How to maintain a “clean” Ubuntu

Ubuntu is (unfortunately) the most popular GNU/Linux distribution (I still prefer Fedora), as it has been the easiest to use for many years now, making it an obvious choice for every newcomer. As most new users don’t know if and how they are supposed to maintain they distribution, and since Ubuntu doesn’t offer any tools for this job by default, I will provide an overview on the matter through this quick guide.

 

Avoid compilation from source (or at least make it the clean way)

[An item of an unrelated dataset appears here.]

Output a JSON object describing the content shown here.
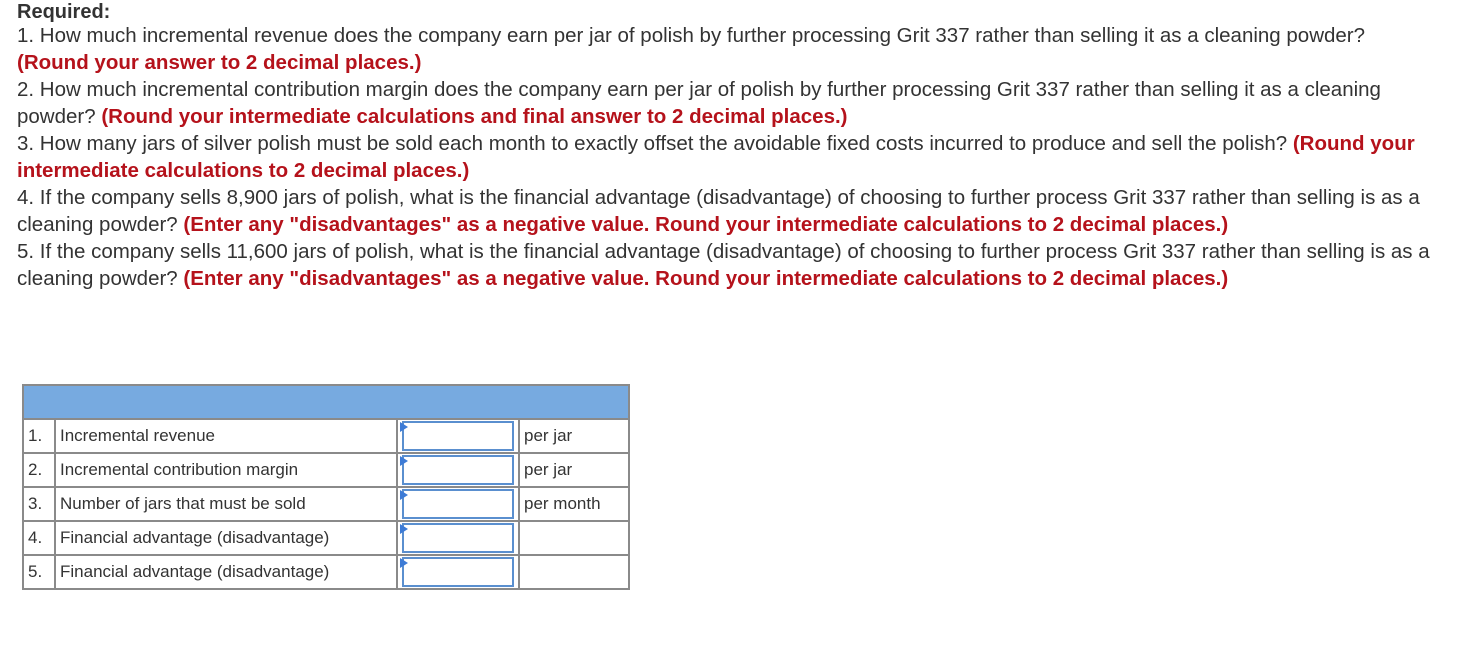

If compiling from source is not something that you absolutely need, you should avoid it for the sake of a clutter-free system. While source compilation brings many benefits to the user, it also requires the maintaining of the tarball in the case that you need to uninstall the software in the future, and it can result in the installation of multiple versions of the same software in your system. If you have to compile from source, use “checkinstall” instead of “make install” which will generate a .deb file that is easier to handle (uninstall, check version conflicts, etc.).

Also you should be never (as far as possible) install software compiled from source directly under /usr but install under /usr/local and for a so much more easily managed setup, use the “stow” method so that locally installed files for each software item stay together under a single directory and thus can easily be removed after unstowing by deletion of that directory.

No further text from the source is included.